Eunice Barron, Co-Online Editor

Arley Valdovinos: ELA Teacher for 10 years

“I think they bring out valid concerns for example they are requesting that we should have a nurse in every school. Sometimes the kids want to go see the nurse but the nurse is not there because that person might be in another campus. So I think the teachers are making a valid point in requesting resources and I feel for them.”

Vicky Tucker: ELA Teacher for 13 years

” As a teacher, I feel like there are times when it’s necessary for us to speak out about the things that are going on our schools. From what I understand, LAUSD (teachers) is asking for lower class sizes, for schools to hire more resources like counselors and these are things kids need. In order for things to happen, we need to gather and make our voices to be heard.”

Brian Arkangel: ELA Teacher for 22 years and Assistant High School Principal

“I think the strike is inevitable because the district is slowly is chipping away teacher’s rights, every time something new comes along, teacher’s budge a little bit and they don’t give that back. Teacher’s are asked to do more and more (time and effort for students).
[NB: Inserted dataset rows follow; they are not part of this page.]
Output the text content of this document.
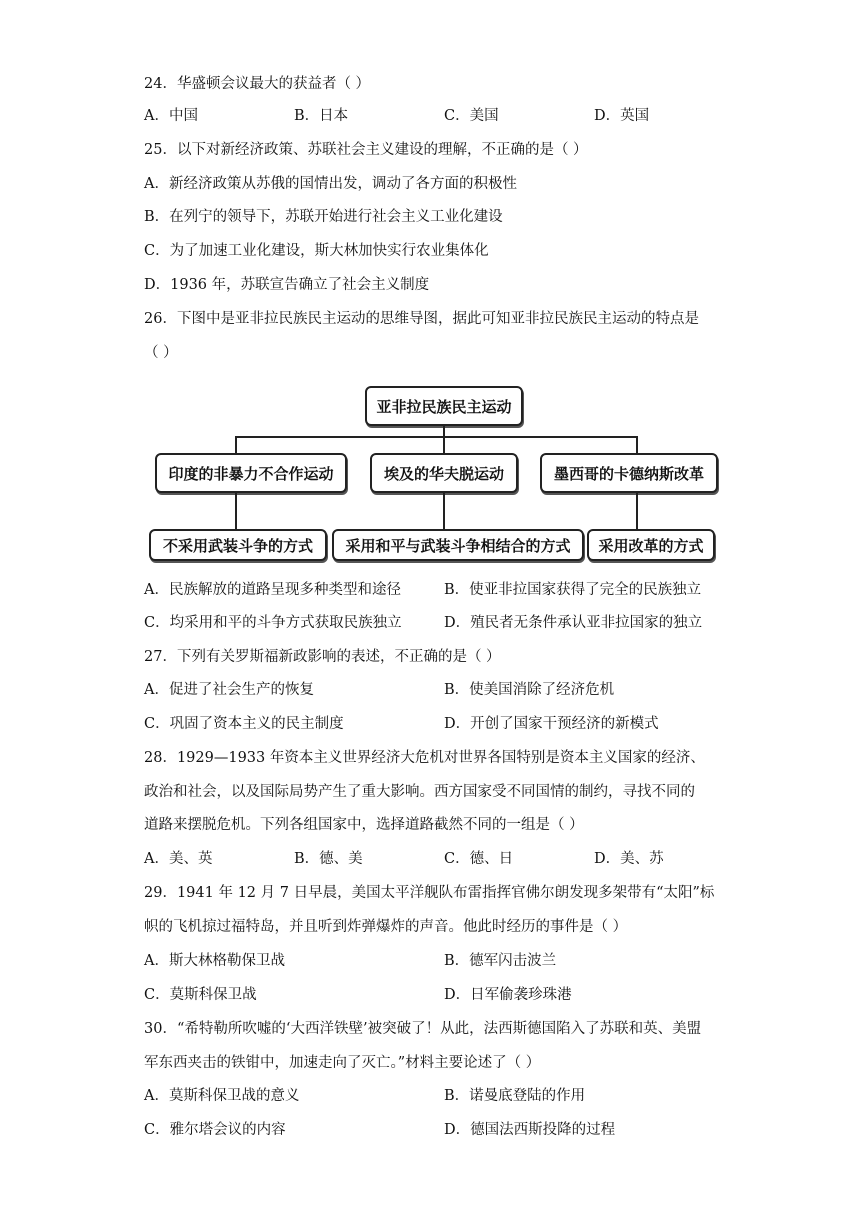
24．华盛顿会议最大的获益者（ ）
A．中国	B．日本	C．美国	D．英国
25．以下对新经济政策、苏联社会主义建设的理解，不正确的是（ ）
A．新经济政策从苏俄的国情出发，调动了各方面的积极性
B．在列宁的领导下，苏联开始进行社会主义工业化建设
C．为了加速工业化建设，斯大林加快实行农业集体化
D．1936 年，苏联宣告确立了社会主义制度
26．下图中是亚非拉民族民主运动的思维导图，据此可知亚非拉民族民主运动的特点是
（ ）
亚非拉民族民主运动
印度的非暴力不合作运动	埃及的华夫脱运动	墨西哥的卡德纳斯改革
不采用武装斗争的方式	采用和平与武装斗争相结合的方式	采用改革的方式
A．民族解放的道路呈现多种类型和途径	B．使亚非拉国家获得了完全的民族独立
C．均采用和平的斗争方式获取民族独立	D．殖民者无条件承认亚非拉国家的独立
27．下列有关罗斯福新政影响的表述，不正确的是（ ）
A．促进了社会生产的恢复	B．使美国消除了经济危机
C．巩固了资本主义的民主制度	D．开创了国家干预经济的新模式
28．1929—1933 年资本主义世界经济大危机对世界各国特别是资本主义国家的经济、
政治和社会，以及国际局势产生了重大影响。西方国家受不同国情的制约，寻找不同的
道路来摆脱危机。下列各组国家中，选择道路截然不同的一组是（ ）
A．美、英	B．德、美	C．德、日	D．美、苏
29．1941 年 12 月 7 日早晨，美国太平洋舰队布雷指挥官佛尔朗发现多架带有“太阳”标
帜的飞机掠过福特岛，并且听到炸弹爆炸的声音。他此时经历的事件是（ ）
A．斯大林格勒保卫战	B．德军闪击波兰
C．莫斯科保卫战	D．日军偷袭珍珠港
30．“希特勒所吹嘘的‘大西洋铁壁’被突破了！从此，法西斯德国陷入了苏联和英、美盟
军东西夹击的铁钳中，加速走向了灭亡。”材料主要论述了（ ）
A．莫斯科保卫战的意义	B．诺曼底登陆的作用
C．雅尔塔会议的内容	D．德国法西斯投降的过程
The price of things in Los Angeles are sky-rocketing and teachers are not seen anything for that extra effort on what they are doing they should be getting raises for the regular cost of living. The strike just seems like the only way for anyone to listen to the teachers.”

Lisa Talavera: History Teacher for 13 years

“My opinion is that the teachers are fighting for the lower class size, and of course the higher pay which they should have because their pay is currently is far below on what they deserve as teachers. But the class size as now, far exceed 40 students per class which I have classes that are over 40 [students]. You cannot teach one on one. Right now, I have classes that are 30 [students] because it is [Advanced Placement] which is much more manageable. And when you go over 35 [students], at that point you cannot teach especially when you have classes that have students that have special needs. And going further with inclusion, you’re going to have students that range from Honors to special aid students that cannot meet the needs of [these students]. These teachers cannot go back to the classrooms until the district can negotiate with them for a fair agreement.”